Écrivain, philosophe et essayiste allemand, Walter Benjamin est né le 15 juillet 1892 à Berlin.
Il connaît le Berlin du tournant du siècle, c'est-à-dire une capitale culturelle véritablement européenne, assurant en outre un passage effectif entre les cultures de l'Est, celles de l'Ouest et le monde des Balkans. Sa famille fait partie de cette bourgeoisie commerçante aisée, libérale dans ses opinions, et dont le judaïsme s'est peu à peu érodé au profit de l'assimilation sans toutefois disparaître de l'horizon culturel immédiat: en effet, le monde culturel juif de Berlin connaît son apogée véritable durant cette période qui va de la fin des années 1880 à la Première Guerre mondiale. Jamais il n'y a eu autant de revues, de journaux et de débats consacrés à la constellation des questions juives (les conditions de l'assimilation, la question de l'essence du judaïsme, la continuation du courant de la "science du judaïsme", l'apparition des premiers mouvements sionistes, la formation d'un socialisme juif messianique, la relecture de la tradition, etc.).

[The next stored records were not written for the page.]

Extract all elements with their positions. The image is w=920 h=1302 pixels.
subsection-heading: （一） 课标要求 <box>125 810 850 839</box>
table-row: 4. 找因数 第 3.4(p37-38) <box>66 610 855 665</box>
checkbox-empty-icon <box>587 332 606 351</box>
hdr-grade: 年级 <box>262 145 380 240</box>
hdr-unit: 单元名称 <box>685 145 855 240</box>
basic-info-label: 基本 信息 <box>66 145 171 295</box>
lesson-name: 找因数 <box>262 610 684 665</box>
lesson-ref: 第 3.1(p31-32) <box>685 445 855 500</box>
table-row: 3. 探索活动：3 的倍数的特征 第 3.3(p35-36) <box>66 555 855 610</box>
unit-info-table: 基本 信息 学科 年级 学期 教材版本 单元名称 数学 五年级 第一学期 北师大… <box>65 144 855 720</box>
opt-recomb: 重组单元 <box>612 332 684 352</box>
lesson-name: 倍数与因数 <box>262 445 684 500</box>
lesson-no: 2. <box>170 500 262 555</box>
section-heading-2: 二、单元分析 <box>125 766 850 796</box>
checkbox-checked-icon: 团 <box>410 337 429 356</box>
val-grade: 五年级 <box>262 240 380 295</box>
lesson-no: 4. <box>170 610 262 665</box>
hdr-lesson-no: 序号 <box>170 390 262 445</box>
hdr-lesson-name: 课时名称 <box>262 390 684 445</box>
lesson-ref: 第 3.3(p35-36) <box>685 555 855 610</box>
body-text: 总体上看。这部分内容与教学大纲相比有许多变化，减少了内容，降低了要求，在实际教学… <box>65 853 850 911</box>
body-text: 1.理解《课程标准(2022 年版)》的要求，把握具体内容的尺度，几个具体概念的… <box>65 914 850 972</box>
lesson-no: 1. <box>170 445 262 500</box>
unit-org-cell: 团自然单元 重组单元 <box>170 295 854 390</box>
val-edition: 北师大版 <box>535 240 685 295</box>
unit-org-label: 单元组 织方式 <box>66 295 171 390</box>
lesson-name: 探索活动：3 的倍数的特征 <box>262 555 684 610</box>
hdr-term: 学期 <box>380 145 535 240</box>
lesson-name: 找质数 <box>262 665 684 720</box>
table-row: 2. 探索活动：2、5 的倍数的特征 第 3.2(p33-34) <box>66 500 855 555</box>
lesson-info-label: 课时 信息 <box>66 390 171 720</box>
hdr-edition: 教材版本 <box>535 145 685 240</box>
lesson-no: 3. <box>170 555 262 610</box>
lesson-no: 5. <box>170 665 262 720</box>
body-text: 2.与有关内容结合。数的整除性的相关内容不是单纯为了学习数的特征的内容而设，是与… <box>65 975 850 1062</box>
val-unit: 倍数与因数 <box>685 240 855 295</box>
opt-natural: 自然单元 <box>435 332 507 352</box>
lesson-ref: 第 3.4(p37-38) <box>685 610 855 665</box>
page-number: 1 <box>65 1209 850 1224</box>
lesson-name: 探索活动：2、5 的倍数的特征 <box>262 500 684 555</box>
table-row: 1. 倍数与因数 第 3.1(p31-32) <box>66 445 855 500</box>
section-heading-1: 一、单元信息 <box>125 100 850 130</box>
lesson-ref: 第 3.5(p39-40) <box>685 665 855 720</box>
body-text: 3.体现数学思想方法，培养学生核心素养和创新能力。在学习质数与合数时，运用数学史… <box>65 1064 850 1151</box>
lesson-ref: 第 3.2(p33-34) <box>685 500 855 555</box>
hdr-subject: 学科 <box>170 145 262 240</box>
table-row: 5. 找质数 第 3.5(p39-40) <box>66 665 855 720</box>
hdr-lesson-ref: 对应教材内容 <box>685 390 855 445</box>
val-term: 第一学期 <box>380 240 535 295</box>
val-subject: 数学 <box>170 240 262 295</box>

Il fait des études classiques au lycée, interrompues par un séjour de deux ans en pension. Au début de 1912, il entre à l'université pour y étudier la philosophie. Ce cursus le conduit à Fribourg, Berlin et Munich (1916), puis à partir de 1917 à Berne, en Suisse, où il soutient en 1919 sa thèse: La Notion de critique d'art dans le romantisme allemand. "Durant mes études, écrit-il dans un de ses “curriculum vitae”, je n'ai cessé de relire en particulier Platon et Emmanuel Kant, puis pour finir Edmund Husserl et l'école de Marbourg. Peu à peu, mon intérêt pour le contenu philosophique des écrits poétiques devint prédominant et trouva une première conclusion dans ma thèse."

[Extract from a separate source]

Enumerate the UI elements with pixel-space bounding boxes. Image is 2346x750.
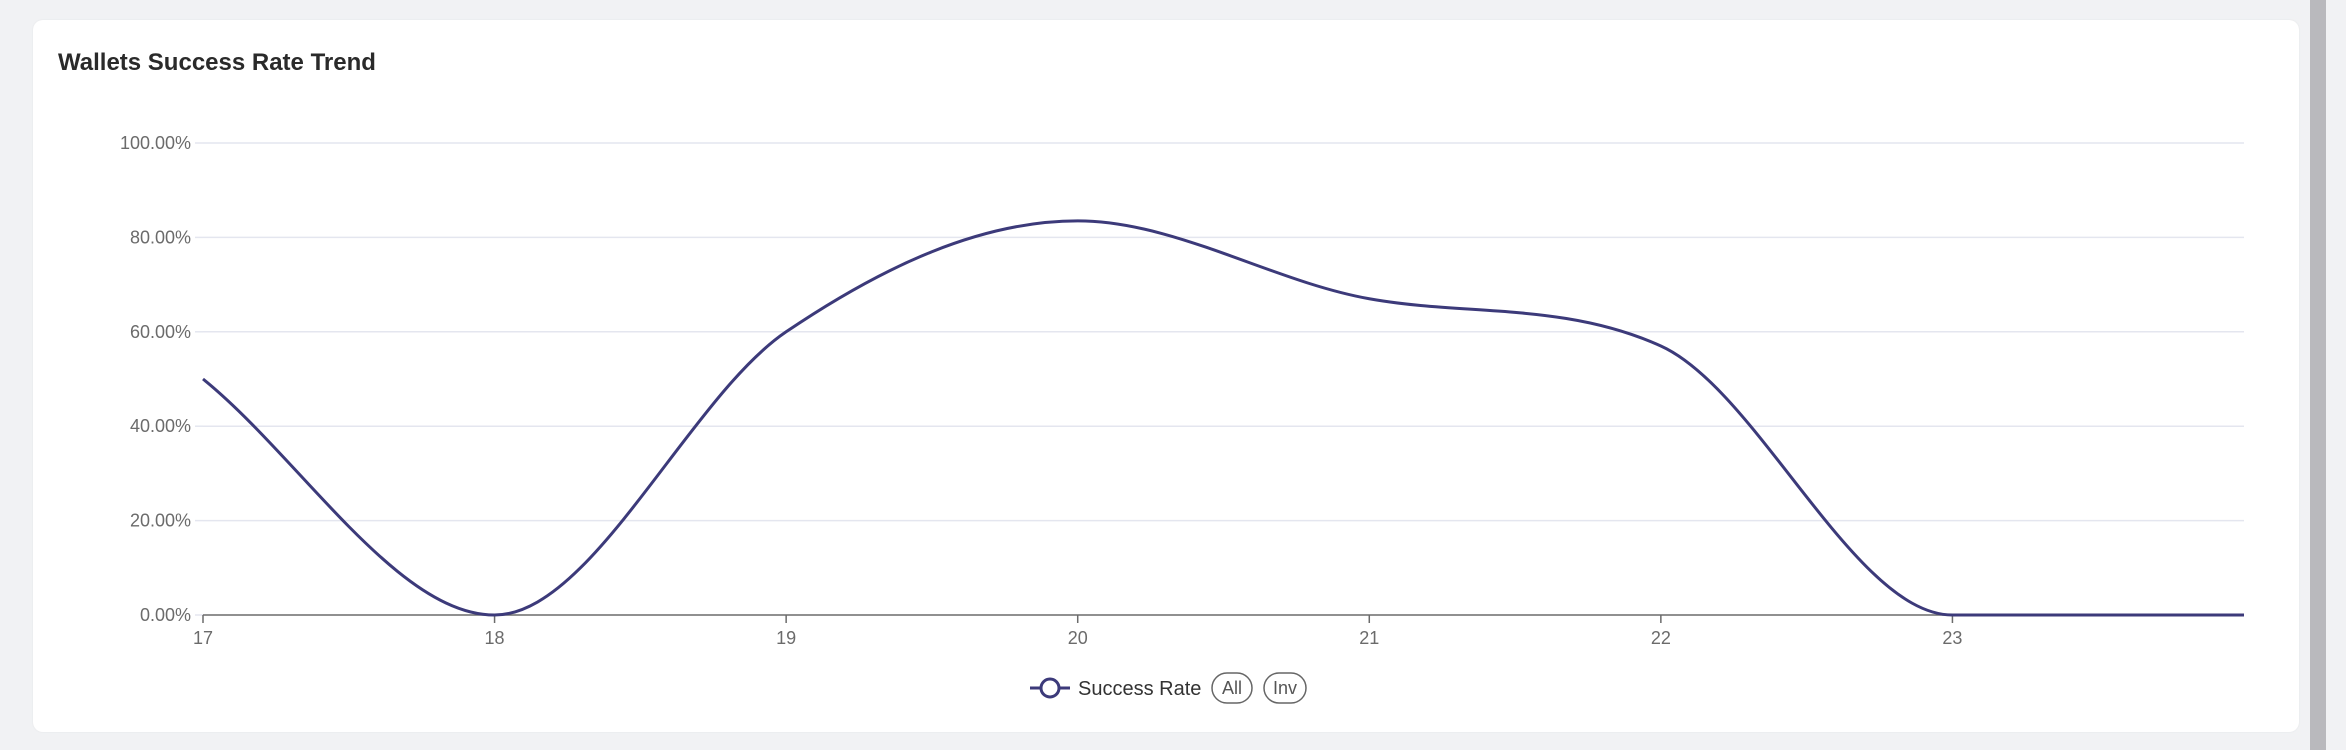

Walter Benjamin s'intéresse également très directement à la philosophie du langage et à l'histoire de l'art: on trouve un écho direct de ces études dans le premier livre qu'il fait paraître à Heidelberg en 1923, la traduction des Tableaux parisiens de Charles Baudelaire, précédée d'un texte célèbre sur les Tâches du traducteur. "Dès le début, mon intérêt pour la philosophie du langage a été prédominant par rapport à mes intérêts pour l'esthétique. Lorsque j'entrai à l'université de Munich, j'ai eu l'occasion de m'intéresser aux études sur le Mexique; cette décision a pour origine ma rencontre avec Rainer Maria Rilke qui lui aussi avait étudié, en 1915, le mexicain. Mon intérêt pour la linguistique allait de pair avec mon attirance croissante pour la littérature française. Dans ce domaine mon attention a tout d'abord été retenue par la théorie du langage telle qu'elle émane des œuvres de Stéphane Mallarmé."

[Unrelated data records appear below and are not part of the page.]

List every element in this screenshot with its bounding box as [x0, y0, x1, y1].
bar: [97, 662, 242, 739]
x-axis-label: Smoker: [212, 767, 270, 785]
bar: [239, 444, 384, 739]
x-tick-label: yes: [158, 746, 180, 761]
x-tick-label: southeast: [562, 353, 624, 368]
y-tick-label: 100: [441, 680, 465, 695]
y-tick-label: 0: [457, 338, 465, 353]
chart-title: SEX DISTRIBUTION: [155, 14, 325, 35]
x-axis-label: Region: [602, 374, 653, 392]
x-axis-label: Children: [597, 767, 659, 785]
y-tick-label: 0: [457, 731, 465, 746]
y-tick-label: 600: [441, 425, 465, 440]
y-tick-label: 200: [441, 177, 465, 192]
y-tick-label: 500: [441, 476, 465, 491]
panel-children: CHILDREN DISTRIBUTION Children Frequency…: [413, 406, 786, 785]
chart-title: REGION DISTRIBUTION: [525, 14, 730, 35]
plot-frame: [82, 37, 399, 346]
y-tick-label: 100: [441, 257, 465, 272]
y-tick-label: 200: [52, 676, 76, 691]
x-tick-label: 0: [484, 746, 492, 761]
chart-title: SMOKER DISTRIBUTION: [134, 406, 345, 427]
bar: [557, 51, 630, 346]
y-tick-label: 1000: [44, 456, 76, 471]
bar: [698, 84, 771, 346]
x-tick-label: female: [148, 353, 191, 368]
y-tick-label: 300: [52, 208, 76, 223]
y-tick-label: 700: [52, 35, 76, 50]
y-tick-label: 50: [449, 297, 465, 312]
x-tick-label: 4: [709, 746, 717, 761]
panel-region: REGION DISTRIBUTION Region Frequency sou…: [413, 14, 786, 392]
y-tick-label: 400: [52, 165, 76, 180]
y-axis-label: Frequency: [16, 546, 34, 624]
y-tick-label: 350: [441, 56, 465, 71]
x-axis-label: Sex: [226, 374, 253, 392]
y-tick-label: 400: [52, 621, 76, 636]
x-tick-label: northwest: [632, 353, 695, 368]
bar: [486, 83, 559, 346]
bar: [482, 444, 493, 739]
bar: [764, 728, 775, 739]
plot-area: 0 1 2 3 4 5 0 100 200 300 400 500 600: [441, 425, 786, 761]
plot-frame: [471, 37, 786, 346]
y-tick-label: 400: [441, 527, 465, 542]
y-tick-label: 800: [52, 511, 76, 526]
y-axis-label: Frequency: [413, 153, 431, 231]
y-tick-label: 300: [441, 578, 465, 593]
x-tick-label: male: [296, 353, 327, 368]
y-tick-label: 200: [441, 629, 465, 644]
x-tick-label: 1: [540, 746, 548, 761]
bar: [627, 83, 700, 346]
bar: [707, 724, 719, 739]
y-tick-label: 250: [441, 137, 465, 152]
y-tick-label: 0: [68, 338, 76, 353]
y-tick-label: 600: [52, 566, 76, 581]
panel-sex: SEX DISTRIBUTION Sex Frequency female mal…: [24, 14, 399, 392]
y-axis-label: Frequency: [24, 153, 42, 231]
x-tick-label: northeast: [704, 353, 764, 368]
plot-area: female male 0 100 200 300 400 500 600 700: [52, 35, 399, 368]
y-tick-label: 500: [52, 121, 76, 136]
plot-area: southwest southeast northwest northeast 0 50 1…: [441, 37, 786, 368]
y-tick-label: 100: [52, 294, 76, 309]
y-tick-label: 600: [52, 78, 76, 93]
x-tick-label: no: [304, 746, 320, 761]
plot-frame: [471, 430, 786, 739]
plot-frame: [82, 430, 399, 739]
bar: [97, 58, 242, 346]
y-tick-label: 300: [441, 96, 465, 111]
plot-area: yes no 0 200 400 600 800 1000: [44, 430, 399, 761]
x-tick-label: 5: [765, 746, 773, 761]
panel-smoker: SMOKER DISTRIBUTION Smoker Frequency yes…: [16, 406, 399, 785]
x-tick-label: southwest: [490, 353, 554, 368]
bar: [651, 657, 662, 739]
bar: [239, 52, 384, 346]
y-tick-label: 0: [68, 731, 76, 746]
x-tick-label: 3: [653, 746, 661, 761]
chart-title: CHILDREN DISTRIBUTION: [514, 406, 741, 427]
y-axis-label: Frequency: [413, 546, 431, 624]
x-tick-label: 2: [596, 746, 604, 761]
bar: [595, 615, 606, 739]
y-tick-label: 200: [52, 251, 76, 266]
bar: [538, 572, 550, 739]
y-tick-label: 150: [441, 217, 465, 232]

En 1913, il avait déjà fait un séjour à Paris. Il a pris une part active à un mouvement d'étudiants où il a rencontré, outre Gershom Scholem qui restera son ami pour toujours, sa première femme, Dora Pollack, dont il a eu un fils, à Berne, en 1918. C'est à cette époque également qu'il y a rencontré Ernst Bloch. Son intérêt pour la critique littéraire l'a conduit à écrire, en 1915, un essai sur Hölderlin, puis, en 1921-1922, le texte sur Les Affinités électives de Goethe où il expose la conception d'une lecture immanente de l'œuvre, conception dont Theodor Adorno, avec qui il se lie alors d'amitié, s'inspirera ensuite très largement.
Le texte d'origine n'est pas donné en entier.